Ainsi donc Harmid Karzaï, l’ancien président afghan, a été réélu par défaut. Celui qui avait bourré les urnes lors du premier tour et que beaucoup appelaient « le maire de Kaboul » pour indiquer la surface réelle de son pouvoir, sort toutefois affaibli de ce scrutin. Son adversaire, l’ancien ministre des Affaires étrangères, Abdullah Abdullah, est l’héritier du défunt commandant Massoud, le « Lion du Panshir », symbole de la lutte des Tadjiks. La dissidence d’Abdullah prive Karzaï d’appuis dans le Nord ; ailleurs, ses alliances sont incertaines, tenant aux montants alloués ou aux prébendes offertes. Hamid Karzaï n’a pas hésité à faire ami-ami avec Gulbuddin Hekmatyar, chef de guerre sanguinaire, premier parrain militaire de Ben Laden, considéré comme un terroriste par l’OTAN. Ce genre de soutien est évidemment susceptible de se retourner au gré de l’évolution du rapport de forces.
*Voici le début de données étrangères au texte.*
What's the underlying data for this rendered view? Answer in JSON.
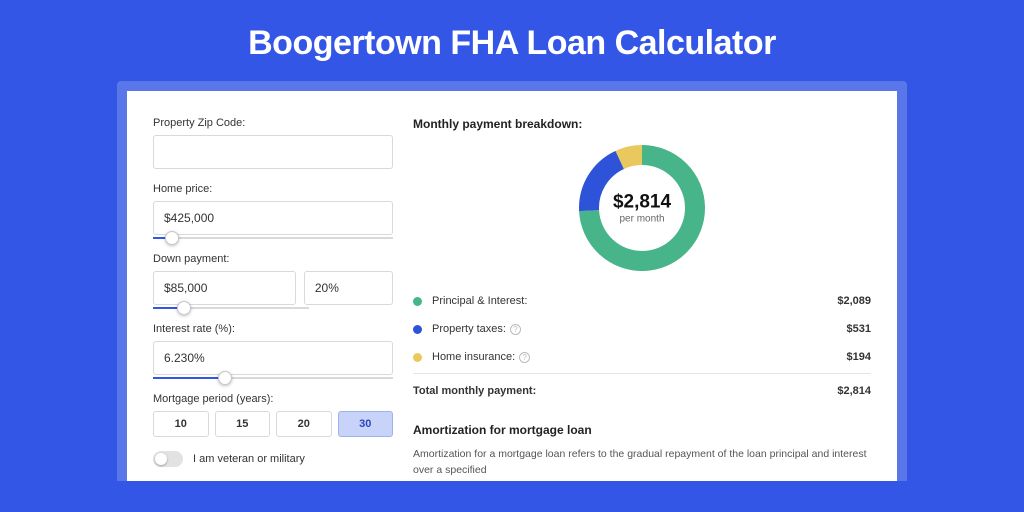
{
  "page": {
    "title": "Boogertown FHA Loan Calculator",
    "bg_color": "#3356e6",
    "panel_wrap_color": "#5a77ea",
    "panel_bg": "#ffffff"
  },
  "form": {
    "zip_label": "Property Zip Code:",
    "zip_value": "",
    "home_price_label": "Home price:",
    "home_price_value": "$425,000",
    "home_price_slider_pct": 8,
    "down_payment_label": "Down payment:",
    "down_payment_value": "$85,000",
    "down_payment_pct_value": "20%",
    "down_payment_slider_pct": 20,
    "interest_label": "Interest rate (%):",
    "interest_value": "6.230%",
    "interest_slider_pct": 30,
    "period_label": "Mortgage period (years):",
    "period_options": [
      "10",
      "15",
      "20",
      "30"
    ],
    "period_active_index": 3,
    "veteran_label": "I am veteran or military",
    "veteran_on": false
  },
  "breakdown": {
    "title": "Monthly payment breakdown:",
    "center_amount": "$2,814",
    "center_sub": "per month",
    "donut": {
      "size": 126,
      "thickness": 20,
      "slices": [
        {
          "name": "principal_interest",
          "pct": 74.2,
          "color": "#47b48a"
        },
        {
          "name": "property_taxes",
          "pct": 18.9,
          "color": "#2f53d8"
        },
        {
          "name": "home_insurance",
          "pct": 6.9,
          "color": "#e9c95e"
        }
      ]
    },
    "items": [
      {
        "label": "Principal & Interest:",
        "value": "$2,089",
        "color": "#47b48a",
        "info": false
      },
      {
        "label": "Property taxes:",
        "value": "$531",
        "color": "#2f53d8",
        "info": true
      },
      {
        "label": "Home insurance:",
        "value": "$194",
        "color": "#e9c95e",
        "info": true
      }
    ],
    "total_label": "Total monthly payment:",
    "total_value": "$2,814"
  },
  "amortization": {
    "title": "Amortization for mortgage loan",
    "text": "Amortization for a mortgage loan refers to the gradual repayment of the loan principal and interest over a specified"
  }
}
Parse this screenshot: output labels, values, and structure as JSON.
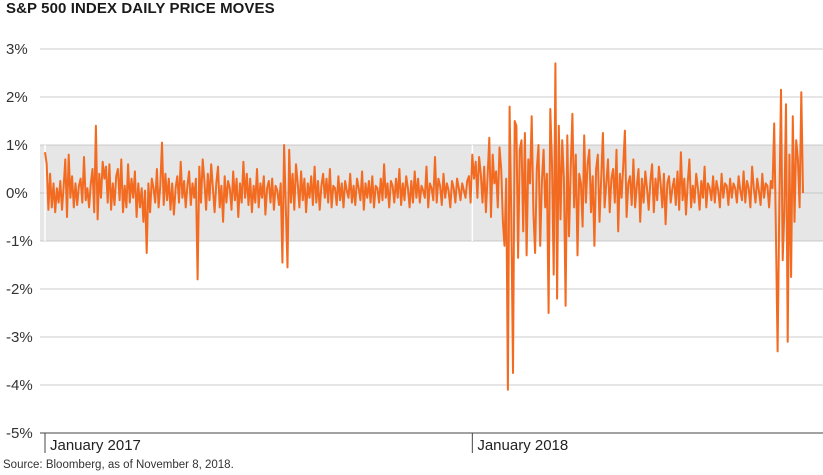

Isolé, Karzaï l’est d’autant plus que la corruption règne en maître dans le pays et que son gouvernement n’est pas le dernier à en profiter. Le propre frère du président est soupçonné depuis longtemps de couvrir, sinon d’organiser, une partie du trafic d’opium. Récemment, le New York Times a affirmé que Wali Karzaï était aussi appointé par la CIA.
L’affaiblissement du président afghan, c’est aussi celui de la stratégie occidentale dans la région. Sous la direction de l’OTAN, la force internationale, censée contribuer à la stabilisation de son régime, se retrouve souvent en première ligne des combats. En perdant leur 224e soldat, les Britanniques ont eu plus de tués en Afghanistan que durant toute leur intervention en Irak. Au fur et à mesure de l’intensification de la guerre, c’est la population civile qui souffre le plus. Entre le premier semestre 2008 et celui de 2009, les pertes civiles ont augmenté de 24 %. Les prétendus libérateurs occidentaux sont de plus en plus perçus comme une armée d’occupation. Si les forces de l’OTAN jouent le rôle de de supplétifs des Américains, ceux-ci sont aujourd’hui militairement à la croisée des chemins.
Soit ils poursuivent, dans la logique des premiers renforts envoyés par Obama, leur tentative de vaincre militairement les talibans et leurs alliés locaux. Cela impliquerait, comme le demande l’actuel chef du corps expéditionnaire US, le général Stanley McChrystal, un renfort supplémentaire de plusieurs dizaines de milliers de soldats, s’ajoutant aux 69’000 présents. Cette option contre-insurrectionnelle, cette « pacification », sera coûteuse en hommes et destructrice pour la population.
Soit ils se rallient à la solution préconisée par Joseph Biden, le vice-président : frapper les zones tribales pakistanaises, zones de repli des talibans et repaire supposé d’Al-Qaida. Ce qui signifie multiplier les opérations commandos dans la région, utiliser systématiquement les drones de tout type, multiplier les bombardements aveugles et mettre en péril le jeu d’alliance et de répression complexe par lequel le régime pakistanais entend garder sous contrôle relatif les zones frontières. La déstabilisation ne toucherait plus seulement Kaboul, mais toute la région « AfPak ».
En perte de vitesse dans son pays, où son parti vient de perdre deux élections aux postes de gouverneur, le président Obama devra choisir. Quelle que soit son option, la victoire – si victoire il peut encore y avoir – sera longue à venir. Pour l‘obtenir, il faudra calmer le jeu ailleurs, quitte à renier son propre programme, comme dans le cas de l’exigence de l’arrêt de la colonisation israélienne en Palestine, où Hilary Clinton a fait ouvertement marche arrière. Obama va s’engager dans une guerre qui deviendra de plus en plus impopulaire et qui depuis huit ans qu’elle dure, n’a toujours pas débouché sur un résultat tangible, sinon celui du renforcement des talibans. Quant à retrouver Ben Laden...
Peu à peu, aux Etats-Unis mêmes, la distinction habituelle entre la « mauvaise » guerre, celle de l’Irak, et la « bonne », celle de l’Afghanistan, s’estompe. A preuve, la décision de plusieurs composantes du très diversifié mouvement antiguerre, qui se relance, d’inclure désormais le deuxième pays dans leurs préoccupations. Elles ont pris conscience de la portée réelle des propos que le dernier « prix Nobel d’encouragement » a tenus dans son discours devant l’Assemblée générale des Nations Unies, fin septembre 2009 : « Chaque nation doit le savoir : l’Amérique agira selon ses valeurs et elle dirigera par l’exemple ».